Specifically, it’s been found that contrary to its name, the extension runs on every website a user visits on the browser, while adding a check that activates only when the current URL contains “youtube.com.” However, in reality, the check only verifies if the string corresponding to “youtube.com” appears anywhere in the URL, and does not validate the hostname, frame origin, or embedded player context.
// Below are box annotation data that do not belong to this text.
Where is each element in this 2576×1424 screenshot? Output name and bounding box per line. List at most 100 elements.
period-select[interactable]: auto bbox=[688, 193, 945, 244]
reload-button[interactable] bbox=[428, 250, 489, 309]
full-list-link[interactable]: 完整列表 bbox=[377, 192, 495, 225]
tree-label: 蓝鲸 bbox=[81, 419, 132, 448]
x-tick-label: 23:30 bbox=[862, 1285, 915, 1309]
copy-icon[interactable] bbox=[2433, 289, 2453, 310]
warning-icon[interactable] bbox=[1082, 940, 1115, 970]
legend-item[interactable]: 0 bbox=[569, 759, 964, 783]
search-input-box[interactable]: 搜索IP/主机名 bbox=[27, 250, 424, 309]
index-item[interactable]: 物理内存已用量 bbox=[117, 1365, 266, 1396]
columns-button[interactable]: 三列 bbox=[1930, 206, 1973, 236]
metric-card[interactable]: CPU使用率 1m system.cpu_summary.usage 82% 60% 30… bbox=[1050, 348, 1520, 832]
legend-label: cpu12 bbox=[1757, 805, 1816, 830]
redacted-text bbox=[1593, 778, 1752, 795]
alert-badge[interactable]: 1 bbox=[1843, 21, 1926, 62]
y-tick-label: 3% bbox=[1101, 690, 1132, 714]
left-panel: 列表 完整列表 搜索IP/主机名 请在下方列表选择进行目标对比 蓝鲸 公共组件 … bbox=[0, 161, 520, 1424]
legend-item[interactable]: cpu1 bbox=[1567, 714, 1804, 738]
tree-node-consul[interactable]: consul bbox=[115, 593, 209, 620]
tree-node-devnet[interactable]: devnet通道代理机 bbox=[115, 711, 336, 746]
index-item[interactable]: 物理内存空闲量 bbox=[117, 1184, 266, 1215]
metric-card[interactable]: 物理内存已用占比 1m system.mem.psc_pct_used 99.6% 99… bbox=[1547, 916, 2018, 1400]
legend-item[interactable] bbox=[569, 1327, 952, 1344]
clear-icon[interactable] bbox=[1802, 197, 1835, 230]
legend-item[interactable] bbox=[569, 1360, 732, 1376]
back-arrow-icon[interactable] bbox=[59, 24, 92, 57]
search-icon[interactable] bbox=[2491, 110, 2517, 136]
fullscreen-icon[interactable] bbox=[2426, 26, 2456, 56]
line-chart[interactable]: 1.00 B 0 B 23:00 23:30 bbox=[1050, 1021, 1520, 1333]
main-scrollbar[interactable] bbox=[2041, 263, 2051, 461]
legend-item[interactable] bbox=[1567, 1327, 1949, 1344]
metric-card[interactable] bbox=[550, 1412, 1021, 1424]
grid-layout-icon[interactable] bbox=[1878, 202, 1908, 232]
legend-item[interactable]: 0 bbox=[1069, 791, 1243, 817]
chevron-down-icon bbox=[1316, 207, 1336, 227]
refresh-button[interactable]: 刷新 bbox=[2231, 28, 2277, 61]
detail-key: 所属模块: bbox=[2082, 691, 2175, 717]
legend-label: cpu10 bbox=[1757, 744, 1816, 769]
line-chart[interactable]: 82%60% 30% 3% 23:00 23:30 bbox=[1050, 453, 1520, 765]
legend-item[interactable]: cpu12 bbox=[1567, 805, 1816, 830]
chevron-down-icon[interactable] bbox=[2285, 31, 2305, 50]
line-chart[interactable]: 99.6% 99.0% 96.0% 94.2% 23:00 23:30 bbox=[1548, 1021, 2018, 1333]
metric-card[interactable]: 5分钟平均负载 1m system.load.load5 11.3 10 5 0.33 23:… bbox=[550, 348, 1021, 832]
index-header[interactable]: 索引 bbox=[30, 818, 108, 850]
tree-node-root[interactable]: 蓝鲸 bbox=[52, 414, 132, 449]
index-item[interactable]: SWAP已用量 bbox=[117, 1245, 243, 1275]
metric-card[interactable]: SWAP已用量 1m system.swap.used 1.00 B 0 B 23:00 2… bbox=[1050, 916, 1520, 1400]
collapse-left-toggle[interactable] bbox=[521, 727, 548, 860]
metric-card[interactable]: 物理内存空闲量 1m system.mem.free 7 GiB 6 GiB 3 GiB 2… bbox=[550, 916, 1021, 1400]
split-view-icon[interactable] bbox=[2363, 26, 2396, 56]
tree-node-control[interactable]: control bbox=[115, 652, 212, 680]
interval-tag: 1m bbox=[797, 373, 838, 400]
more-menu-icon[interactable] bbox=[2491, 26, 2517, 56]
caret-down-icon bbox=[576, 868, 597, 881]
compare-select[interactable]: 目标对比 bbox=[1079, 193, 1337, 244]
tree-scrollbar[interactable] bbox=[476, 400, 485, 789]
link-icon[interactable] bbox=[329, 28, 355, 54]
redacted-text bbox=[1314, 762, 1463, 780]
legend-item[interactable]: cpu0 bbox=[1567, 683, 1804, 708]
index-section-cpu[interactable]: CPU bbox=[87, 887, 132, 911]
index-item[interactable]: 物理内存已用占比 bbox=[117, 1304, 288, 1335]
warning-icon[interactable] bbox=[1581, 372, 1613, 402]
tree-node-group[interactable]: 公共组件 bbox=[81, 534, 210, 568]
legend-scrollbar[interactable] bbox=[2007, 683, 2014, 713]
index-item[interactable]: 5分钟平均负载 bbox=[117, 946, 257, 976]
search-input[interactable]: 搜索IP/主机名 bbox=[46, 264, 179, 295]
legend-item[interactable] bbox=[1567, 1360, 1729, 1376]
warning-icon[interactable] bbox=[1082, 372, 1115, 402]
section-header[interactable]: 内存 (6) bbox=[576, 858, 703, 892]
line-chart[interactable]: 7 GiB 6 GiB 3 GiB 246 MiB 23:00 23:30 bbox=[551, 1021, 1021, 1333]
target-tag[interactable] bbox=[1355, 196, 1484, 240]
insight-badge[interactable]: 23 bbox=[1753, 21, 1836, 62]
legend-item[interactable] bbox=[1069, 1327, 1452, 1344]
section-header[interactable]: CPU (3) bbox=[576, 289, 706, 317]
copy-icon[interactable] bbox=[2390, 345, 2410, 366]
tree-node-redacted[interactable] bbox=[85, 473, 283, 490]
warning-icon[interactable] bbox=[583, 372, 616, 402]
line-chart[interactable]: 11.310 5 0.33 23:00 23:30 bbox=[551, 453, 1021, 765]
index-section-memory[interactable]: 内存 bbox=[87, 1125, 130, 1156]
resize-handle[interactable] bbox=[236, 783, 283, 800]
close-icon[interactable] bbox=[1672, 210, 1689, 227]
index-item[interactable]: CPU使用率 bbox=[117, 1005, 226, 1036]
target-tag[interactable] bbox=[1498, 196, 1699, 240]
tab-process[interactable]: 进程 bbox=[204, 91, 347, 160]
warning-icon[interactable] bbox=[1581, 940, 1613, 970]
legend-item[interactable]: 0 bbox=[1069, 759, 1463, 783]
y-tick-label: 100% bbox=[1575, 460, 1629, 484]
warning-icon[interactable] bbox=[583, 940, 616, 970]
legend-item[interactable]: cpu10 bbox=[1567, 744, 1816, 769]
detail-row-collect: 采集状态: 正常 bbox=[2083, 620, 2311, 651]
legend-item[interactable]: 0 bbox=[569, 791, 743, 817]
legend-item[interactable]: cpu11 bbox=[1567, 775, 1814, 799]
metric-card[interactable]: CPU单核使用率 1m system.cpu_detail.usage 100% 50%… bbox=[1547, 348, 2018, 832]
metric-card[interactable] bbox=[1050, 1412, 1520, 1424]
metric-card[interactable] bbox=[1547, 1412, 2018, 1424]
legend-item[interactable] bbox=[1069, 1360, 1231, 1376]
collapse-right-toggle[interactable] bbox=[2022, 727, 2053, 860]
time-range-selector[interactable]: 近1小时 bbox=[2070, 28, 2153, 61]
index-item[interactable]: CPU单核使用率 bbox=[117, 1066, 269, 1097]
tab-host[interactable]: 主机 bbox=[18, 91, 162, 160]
This means that the check can be trivially bypassed by putting youtube.com anywhere in the URL, as depicted in the following URL patterns –
www.facebook.com/page?ref=youtube.com
bank.example.com/search?q=youtube.com
internal.corp.com/redirect?from=youtube.com
“The concern is not a single suspicious line of code,” Island said. “It is the combination: a high-install extension with all-site access, a remote-controlled injection path, prior ad-injection infrastructure, a major ownership and codebase change, and related extensions that were removed from the Chrome Web Store for malware.”
The Hacker News has contacted the developer of the extension for comment, and we will update the story if we hear back.
The disclosure comes as Palo Alto Networks Unit 42 said it detected 18 browser extensions impersonating consumer brands with an aim to monetize through affiliate marketing.
“Upon installation, all extensions open the .shop domain in a new tab,” Unit 42 said. “The .shop domain redirects to another domain. The domain presents a page citing that further action is required. The page cites incompatibility issues and asks users to install a gaming-oriented browser.”